L’Union européenne (UE) a indiqué, lors du Forum Global Gateway, organisé à Bruxelles les 9 et 10 octobre derniers, qu’elle mobilisera, par l’intermédiaire de la Banque européenne d’investissement (BEI), une ligne de crédit équivalente à 190 millions d’euros (environ 320,5 milliards de nairas) pour stimuler les prêts au secteur agricole nigérian.
Selon la BEI, cette facilité combine financement et assistance technique aux banques commerciales et institutions de développement, dans le but d’améliorer l’accès au crédit pour les producteurs et les PME agroalimentaires. Les chaînes de valeur du cacao et du lait figurent parmi les principales cibles du programme.
Pour Thouraya Triki, directrice des partenariats internationaux à la BEI, ce dispositif vise à « réduire les risques liés aux prêts agricoles et renforcer la compétitivité des chaînes de valeur alimentaires », tout en accompagnant la transition vers des pratiques plus durables. L’initiative s’inscrit dans le cadre du Global Gateway Investment Package, récemment porté à 400 milliards d’euros par la Commission européenne pour encourager des investissements durables en Afrique.
Une transformation agricole en marche
Mais au Nigeria, cette opération arrive dans un environnement déjà marqué par une multiplication d’initiatives nationales et privées. En juin 2025, le ministère du Développement de l’élevage a dévoilé un plan visant à doubler la production nationale de lait d’ici 2030. Le programme repose sur l’amélioration génétique du cheptel, la nutrition animale, la santé vétérinaire et l’autonomisation des éleveurs. Il s’appuie sur des partenariats public-privé déjà actifs, notamment avec Arla Foods, FrieslandCampina, Promasidor et Zaidi Farms, engagés dans la modernisation des fermes et des circuits d’approvisionnement locaux.

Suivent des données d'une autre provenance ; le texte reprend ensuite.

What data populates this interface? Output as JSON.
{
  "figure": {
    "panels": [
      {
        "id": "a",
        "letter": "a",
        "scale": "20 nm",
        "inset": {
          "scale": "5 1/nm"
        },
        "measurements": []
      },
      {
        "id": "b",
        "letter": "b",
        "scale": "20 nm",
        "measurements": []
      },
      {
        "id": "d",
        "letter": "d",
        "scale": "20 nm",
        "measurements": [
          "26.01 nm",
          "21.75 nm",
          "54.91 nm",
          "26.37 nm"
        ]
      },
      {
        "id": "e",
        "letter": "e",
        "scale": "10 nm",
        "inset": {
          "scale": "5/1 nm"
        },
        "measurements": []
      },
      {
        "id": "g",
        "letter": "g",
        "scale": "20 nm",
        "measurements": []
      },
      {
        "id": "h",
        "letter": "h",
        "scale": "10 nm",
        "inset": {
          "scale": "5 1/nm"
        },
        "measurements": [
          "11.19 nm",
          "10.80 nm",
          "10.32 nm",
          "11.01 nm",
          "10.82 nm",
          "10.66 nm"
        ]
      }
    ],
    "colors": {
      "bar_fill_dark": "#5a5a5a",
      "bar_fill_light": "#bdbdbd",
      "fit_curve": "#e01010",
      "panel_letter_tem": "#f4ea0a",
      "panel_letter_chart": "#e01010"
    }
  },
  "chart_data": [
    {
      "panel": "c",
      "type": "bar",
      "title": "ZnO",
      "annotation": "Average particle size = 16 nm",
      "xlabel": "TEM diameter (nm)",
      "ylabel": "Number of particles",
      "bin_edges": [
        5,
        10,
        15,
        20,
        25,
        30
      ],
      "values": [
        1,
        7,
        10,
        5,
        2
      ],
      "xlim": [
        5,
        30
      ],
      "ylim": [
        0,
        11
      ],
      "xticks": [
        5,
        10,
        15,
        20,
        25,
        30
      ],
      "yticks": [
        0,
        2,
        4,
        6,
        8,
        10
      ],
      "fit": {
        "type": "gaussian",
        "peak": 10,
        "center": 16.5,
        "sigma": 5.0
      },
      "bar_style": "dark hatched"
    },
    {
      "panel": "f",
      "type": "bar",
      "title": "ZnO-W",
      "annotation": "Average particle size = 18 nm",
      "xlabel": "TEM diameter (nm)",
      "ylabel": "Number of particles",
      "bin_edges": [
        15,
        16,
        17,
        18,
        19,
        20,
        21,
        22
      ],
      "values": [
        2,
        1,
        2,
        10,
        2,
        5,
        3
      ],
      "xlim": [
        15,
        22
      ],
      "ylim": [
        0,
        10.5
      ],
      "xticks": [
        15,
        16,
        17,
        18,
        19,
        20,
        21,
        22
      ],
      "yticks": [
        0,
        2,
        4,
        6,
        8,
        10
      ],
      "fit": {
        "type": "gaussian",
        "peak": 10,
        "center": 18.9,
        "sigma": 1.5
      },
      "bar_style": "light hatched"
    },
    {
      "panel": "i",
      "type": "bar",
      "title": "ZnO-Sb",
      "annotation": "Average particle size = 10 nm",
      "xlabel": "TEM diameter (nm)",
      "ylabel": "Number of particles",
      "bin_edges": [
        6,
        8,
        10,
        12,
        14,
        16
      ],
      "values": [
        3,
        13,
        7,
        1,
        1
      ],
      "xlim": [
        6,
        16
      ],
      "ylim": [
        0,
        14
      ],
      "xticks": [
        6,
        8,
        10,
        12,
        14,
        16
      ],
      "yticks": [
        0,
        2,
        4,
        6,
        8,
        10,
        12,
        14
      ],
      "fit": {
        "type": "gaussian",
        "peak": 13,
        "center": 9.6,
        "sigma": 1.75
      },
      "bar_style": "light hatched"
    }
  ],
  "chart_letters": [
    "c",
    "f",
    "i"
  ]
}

Dans la filière cacao, le gouvernement a adopté en mai 2025 un projet de loi créant l’Office national de gestion du cacao (NCMB), chargé de réguler et de développer le secteur. Cette réforme intervient alors que la flambée des prix mondiaux du cacao suscite de nouveaux investissements, portés par des acteurs tels que Johnvents Industries, WhiteRabbit Agro ou Starlink Global & Ideal, qui multiplient les projets de plantations industrielles et d’unités de transformation. En parallèle, la FAO et le Fonds pour l’environnement mondial (GEF) ont lancé un programme de restauration de 19 000 hectares de terres dégradées, destiné au cacao et au palmier à huile durables, afin d’aider le pays à se conformer à la nouvelle réglementation européenne sur la déforestation (EUDR).
Sur le plan financier, l’accès au crédit agricole demeure un défi structurel. Selon une étude d’Agri-Logic réalisée en 2022, le déficit de financement du secteur est évalué à près de 183 milliards de dollars. En septembre 2025, la Banque de l’agriculture a signé un accord de 1 milliard de dollars avec Afreximbank pour créer un fonds national destiné aux petits exploitants, couvrant l’achat d’intrants, la mécanisation et les infrastructures de stockage. D’autres initiatives plus ciblées, comme l’investissement de 7,5 millions $ de British International Investment dans la plateforme agro-technologique Babban Gona, visent à étendre le crédit et les services aux petits exploitants, notamment dans le nord du pays.
Réduire la dépendance
Ces réformes et investissements répondent à un même enjeu, celui de réduire la dépendance du Nigeria aux importations alimentaires tout en contenant l’inflation. Le gouvernement de Bola Tinubu place désormais la sécurité alimentaire, la productivité et la transformation agricole au centre de la future stratégie nationale de développement 2026–2030, qui doit encadrer les réformes structurelles à venir.
L’appui européen, bien que limité face à l’ampleur des besoins, vient s’ajouter à un ensemble d’initiatives publiques et privées qui redessinent les contours de l’économie rurale nigériane. La question est de savoir comment les banques locales absorberont et distribueront efficacement ces fonds, dans un contexte où la majorité des exploitants demeure exclue du crédit formel, et si ce type d’instrument peut durablement renforcer la capacité du pays à financer son propre développement agricole.